Young People are Abusing Drugs at Earlier Ages

youth 3712705 640

youth 3712705 640

Research indicates that young people are misusing drugs and alcohol at increasing rates and at younger ages too. This is absolutely something to be concerned about. When young people misuse drugs and alcohol, they put themselves in harm’s way and invite much greater risk upon themselves than older adults do. This is not to say that older adults don’t experience risk when they misuse drugs and alcohol, but it is to say that young people put themselves at even greater risk when they partake in drug and alcohol misuse than any other age group or demographic.

Unfortunately, while young people are most likely to experience severe risk and danger when they misuse drugs and alcohol (as compared to older adults), people are also more likely to begin experimenting with drugs and alcohol when they are in their teens or early twenties. This presents a difficult situation, where Americans are putting themselves in harm’s way and putting themselves at considerable risk, all at a very young age. This problem has to be addressed.

The Reality of Young Adult Substance Abuse

The National Institute on Drug Abuse has done a lot of research into the young adult substance abuse situation in the United States. The short story? It’s getting worse, and quickly too. According to NIDA research:

  • By the time they reach the end of high school, seventy percent of young people will have misused alcohol at least once. Half of them will have experimented with drugs. Forty percent will have smoked their first cigarette. Twenty percent of them will have experimented with prescription drugs of some kind.
  • NIDA has been able to prove that young people seek out risks and new experiences because they are “biologically wired” to do so. Young people desire new things and new feelings and new adventures, so they are more likely to jump forward into something risky like drug experimentation or alcohol misuse.
  • When young people misuse drugs and alcohol, such an experience tends to leave a lasting effect on them. Because young people still have developing brains and minds, they pose a far greater risk to their mental faculty and brain development than older adults do. Older adults can harm themselves with drugs, certainly, but young people can harm themselves even more. When young people misuse drugs and alcohol, they actually risk causing permanent damage to their brains or to their mental development.
  • Another factor that NIDA has explored is the halting and overall cessation of mental faculty and cognizance that almost always comes right after a young person starts misusing drugs and alcohol. When a young person misuses substances, it can alter and even rewire certain brain channels, and this can halt further development. This is why drug addicts and alcoholics in their thirties will often behave as though they are in their teens. They started misusing drugs in their teens, and development and maturity essentially halted at that point.

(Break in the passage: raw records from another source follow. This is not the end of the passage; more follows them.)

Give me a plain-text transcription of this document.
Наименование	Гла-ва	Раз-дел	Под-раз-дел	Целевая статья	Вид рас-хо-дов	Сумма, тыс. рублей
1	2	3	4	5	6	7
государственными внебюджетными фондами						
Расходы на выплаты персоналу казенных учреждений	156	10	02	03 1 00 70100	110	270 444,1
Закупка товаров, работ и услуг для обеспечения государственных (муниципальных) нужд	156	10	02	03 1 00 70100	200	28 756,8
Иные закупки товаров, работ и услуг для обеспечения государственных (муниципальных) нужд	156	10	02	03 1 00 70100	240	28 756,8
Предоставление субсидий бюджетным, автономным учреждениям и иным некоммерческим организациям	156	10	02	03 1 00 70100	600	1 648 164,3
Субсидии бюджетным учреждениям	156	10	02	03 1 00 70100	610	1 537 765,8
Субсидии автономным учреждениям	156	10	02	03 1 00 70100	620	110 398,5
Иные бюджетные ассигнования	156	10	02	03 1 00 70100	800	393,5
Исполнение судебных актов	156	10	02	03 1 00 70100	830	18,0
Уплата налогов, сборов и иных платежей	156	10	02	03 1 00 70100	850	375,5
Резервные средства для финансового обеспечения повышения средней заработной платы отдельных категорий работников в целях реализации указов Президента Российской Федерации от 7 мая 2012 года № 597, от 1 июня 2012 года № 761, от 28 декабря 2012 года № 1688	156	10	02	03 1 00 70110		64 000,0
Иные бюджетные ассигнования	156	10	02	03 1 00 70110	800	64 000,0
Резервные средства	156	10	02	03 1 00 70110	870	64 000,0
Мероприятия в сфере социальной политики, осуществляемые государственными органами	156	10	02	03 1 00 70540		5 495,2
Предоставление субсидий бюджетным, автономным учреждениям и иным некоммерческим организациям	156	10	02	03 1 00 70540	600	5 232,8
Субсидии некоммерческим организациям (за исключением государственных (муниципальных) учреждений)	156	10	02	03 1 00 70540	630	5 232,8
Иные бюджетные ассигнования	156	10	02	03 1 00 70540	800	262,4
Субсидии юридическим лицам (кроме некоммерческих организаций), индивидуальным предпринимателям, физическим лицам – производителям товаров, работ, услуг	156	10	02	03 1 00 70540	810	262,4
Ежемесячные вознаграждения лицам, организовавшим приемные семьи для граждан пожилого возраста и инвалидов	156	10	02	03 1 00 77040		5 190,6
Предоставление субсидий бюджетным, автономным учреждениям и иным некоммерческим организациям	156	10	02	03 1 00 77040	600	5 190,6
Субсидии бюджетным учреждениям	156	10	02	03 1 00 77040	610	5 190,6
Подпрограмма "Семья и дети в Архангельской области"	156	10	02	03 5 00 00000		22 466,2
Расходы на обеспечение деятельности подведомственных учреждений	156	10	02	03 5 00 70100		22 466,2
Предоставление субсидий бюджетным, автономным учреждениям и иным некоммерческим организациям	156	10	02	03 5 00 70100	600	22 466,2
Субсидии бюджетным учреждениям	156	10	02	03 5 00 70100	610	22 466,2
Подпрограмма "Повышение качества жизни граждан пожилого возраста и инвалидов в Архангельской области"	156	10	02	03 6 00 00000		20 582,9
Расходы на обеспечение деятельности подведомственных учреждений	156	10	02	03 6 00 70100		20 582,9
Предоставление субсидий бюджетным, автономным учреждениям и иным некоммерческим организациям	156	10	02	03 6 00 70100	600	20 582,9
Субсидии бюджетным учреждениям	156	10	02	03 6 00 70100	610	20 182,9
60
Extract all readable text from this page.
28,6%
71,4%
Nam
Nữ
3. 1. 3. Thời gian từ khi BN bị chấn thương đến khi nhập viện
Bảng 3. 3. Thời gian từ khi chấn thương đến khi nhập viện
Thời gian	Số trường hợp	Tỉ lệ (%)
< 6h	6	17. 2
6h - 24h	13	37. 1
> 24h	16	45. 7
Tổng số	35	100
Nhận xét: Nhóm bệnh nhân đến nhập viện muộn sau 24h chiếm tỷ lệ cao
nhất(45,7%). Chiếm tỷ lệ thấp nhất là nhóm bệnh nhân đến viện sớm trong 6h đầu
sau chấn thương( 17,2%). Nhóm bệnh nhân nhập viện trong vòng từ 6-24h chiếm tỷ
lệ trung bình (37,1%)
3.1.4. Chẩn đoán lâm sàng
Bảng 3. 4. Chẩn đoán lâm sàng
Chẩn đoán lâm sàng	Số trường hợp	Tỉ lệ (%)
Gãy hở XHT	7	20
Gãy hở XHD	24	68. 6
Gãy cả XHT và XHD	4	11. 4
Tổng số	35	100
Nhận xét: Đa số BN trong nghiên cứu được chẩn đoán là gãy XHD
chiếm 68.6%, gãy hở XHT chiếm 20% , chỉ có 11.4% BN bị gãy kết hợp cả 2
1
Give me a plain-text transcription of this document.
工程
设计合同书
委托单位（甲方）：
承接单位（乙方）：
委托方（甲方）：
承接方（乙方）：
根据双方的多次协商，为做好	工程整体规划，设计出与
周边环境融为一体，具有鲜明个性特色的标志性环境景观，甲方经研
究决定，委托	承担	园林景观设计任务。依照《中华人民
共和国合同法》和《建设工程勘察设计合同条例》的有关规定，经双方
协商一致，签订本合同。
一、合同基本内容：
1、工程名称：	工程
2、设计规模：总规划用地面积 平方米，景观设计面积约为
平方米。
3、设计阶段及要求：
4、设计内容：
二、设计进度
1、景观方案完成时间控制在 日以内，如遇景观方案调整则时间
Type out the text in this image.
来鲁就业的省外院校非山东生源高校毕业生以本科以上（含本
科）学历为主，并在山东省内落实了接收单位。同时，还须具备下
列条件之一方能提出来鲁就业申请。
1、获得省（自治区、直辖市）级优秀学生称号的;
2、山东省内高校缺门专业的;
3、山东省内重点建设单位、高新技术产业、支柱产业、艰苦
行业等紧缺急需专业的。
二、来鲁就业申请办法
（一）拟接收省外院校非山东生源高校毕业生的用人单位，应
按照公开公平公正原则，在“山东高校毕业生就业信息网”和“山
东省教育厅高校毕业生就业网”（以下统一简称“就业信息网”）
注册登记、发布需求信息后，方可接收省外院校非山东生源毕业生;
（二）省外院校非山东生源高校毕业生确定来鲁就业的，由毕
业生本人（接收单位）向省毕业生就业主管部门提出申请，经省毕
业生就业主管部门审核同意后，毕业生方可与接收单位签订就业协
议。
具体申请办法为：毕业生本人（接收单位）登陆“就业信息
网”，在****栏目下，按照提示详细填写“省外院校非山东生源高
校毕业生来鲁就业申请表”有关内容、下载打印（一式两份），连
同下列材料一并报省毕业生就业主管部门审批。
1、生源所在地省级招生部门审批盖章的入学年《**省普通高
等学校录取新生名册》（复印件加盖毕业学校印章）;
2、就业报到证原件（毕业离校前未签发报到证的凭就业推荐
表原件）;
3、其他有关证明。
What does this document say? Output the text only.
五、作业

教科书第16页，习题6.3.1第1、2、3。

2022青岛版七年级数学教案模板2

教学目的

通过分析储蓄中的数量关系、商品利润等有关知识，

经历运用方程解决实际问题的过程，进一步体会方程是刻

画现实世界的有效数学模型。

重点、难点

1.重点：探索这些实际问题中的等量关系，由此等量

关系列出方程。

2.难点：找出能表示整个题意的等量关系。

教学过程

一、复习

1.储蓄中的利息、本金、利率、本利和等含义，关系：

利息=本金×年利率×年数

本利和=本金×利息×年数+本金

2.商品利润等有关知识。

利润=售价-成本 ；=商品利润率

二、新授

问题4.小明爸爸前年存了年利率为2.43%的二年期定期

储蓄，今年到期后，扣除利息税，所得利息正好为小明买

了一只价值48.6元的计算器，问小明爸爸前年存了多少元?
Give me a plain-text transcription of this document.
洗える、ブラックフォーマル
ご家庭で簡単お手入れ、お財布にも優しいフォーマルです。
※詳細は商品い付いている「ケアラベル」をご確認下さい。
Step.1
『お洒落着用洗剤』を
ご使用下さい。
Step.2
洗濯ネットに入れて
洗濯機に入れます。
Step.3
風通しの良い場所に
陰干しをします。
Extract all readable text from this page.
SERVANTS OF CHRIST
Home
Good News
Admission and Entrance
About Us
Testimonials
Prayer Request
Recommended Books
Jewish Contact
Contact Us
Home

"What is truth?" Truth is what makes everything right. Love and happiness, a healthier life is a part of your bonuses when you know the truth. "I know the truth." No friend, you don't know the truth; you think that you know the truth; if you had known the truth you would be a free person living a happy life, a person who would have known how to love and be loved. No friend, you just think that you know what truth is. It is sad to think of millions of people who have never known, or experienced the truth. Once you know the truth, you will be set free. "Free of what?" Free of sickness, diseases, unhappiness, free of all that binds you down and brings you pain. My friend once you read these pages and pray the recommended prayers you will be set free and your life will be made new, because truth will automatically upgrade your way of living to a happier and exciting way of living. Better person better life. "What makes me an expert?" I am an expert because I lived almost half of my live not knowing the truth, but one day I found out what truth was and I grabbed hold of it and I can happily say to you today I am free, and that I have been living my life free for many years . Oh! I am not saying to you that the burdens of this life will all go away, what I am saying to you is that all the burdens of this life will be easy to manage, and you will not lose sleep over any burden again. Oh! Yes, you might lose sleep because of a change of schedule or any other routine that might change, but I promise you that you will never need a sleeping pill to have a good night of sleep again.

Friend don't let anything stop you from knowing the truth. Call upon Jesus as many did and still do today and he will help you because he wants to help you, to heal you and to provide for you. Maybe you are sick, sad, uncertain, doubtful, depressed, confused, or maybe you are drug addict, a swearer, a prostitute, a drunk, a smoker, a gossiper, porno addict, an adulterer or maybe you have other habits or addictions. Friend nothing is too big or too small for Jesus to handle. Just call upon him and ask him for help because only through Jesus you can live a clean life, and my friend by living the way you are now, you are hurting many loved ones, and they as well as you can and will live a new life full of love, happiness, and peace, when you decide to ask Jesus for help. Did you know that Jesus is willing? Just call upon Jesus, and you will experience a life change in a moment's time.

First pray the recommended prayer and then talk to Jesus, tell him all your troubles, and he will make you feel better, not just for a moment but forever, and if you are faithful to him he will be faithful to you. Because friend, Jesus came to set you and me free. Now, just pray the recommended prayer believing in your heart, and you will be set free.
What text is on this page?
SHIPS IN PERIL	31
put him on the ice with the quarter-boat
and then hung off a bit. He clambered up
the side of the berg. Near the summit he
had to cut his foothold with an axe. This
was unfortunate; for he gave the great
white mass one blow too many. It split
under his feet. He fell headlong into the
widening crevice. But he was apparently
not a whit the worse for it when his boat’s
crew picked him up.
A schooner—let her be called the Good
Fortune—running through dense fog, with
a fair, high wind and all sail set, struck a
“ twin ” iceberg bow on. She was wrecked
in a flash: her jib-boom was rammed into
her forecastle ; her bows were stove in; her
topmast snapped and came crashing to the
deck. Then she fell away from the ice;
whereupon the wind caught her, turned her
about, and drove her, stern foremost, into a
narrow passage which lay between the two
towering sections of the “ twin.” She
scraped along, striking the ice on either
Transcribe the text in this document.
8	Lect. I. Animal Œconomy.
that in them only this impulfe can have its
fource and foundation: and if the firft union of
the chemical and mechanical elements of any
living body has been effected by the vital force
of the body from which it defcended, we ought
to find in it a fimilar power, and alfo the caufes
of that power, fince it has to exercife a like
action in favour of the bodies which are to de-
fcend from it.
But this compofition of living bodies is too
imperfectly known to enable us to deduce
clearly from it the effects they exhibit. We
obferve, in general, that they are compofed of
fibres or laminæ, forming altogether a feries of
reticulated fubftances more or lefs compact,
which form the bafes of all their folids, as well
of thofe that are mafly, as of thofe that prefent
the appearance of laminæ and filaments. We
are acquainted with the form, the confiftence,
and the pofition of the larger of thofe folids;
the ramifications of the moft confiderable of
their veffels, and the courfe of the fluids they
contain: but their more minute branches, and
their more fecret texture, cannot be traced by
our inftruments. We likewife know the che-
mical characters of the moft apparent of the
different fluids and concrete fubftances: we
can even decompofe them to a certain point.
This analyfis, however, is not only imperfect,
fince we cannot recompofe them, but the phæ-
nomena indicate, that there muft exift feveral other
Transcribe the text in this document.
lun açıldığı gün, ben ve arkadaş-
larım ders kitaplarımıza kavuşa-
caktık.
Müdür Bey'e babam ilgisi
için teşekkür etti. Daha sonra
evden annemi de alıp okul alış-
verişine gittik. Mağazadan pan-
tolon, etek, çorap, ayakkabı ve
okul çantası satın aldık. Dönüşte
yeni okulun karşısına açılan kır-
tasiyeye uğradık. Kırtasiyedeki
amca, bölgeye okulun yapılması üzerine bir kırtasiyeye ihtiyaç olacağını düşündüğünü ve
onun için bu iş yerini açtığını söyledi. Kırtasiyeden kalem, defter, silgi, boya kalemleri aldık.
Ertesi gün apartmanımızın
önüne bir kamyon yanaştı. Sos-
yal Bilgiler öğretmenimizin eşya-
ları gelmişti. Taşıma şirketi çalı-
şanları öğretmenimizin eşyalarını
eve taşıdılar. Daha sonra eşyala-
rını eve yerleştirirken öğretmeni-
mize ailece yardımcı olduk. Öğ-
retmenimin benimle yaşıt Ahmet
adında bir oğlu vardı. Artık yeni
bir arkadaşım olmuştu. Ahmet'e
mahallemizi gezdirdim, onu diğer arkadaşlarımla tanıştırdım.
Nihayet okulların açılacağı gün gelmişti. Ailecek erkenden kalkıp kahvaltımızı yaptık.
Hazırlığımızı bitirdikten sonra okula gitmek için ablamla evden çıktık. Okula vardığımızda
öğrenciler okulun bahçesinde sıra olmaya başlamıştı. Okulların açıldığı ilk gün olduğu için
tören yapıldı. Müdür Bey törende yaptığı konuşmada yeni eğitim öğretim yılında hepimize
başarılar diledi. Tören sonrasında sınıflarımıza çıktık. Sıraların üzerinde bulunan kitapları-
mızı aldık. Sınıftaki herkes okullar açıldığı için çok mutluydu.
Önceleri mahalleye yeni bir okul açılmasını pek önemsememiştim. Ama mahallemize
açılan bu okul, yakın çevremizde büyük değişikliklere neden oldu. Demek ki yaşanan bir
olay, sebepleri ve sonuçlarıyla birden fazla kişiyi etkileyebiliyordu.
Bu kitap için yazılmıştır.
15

These are just some of the insights that NIDA has discovered in their quest to learn more about the factors and circumstances, risks and dangers of young adult substance abuse. All of the information points in one direction. It is absolutely crucial that young people abstain from drug and alcohol misuse.

Preventing Drug Abuse Amongst Teens and Young Adults

Studies indicate that there are already at least two million American teenagers who meet the criteria for drug addiction or alcoholism. Records also indicate that there are another five million Americans in their early to mid-twenties who meet these same criteria. This amounts to about eight million addicts from the age range of twelve years old to about twenty-seven years old. These are eight million addicts who need help, who need rehabilitation services, and who need assistance in overcoming their addiction struggles.

There are essentially two ways for reducing a drug problem, two approaches for creating a sober society of young adults and teens:

  • Prevention. Prevention amongst young people is key, and this approach is highly underutilized in our current culture. Prevention efforts should be increased ten-fold because prevention is the act and effort of stopping addiction from occurring before it even occurs. Education, better law enforcement efforts, more community action, events to raise awareness, parents talking to their kids about the risks attendant with drug and alcohol misuse, these are all great examples of prevention at its best.
  • Rehabilitation. For those who are already addicted to drugs and alcohol, prevention just simply is not going to work. When a young person is hooked on drugs and alcohol, they will absolutely need the help of an inpatient drug and alcohol addiction treatment program to assist them in coming down off of drugs and alcohol. Inpatient drug and alcohol addiction treatment centers are perfect for helping young people address both the physical and physiological aspects of their addiction habits, as well as the psychological and spiritual aspects of their addiction habits.

By increasing our efforts in both of the above areas, we should be able to make some real progress with helping young people overcome addiction. It might take some effort, it might several years, but if we all do our best to help prevent young people from becoming addicted and help rehabilitate those who are currently addicted, we can reduce and eventually remove this problem for good.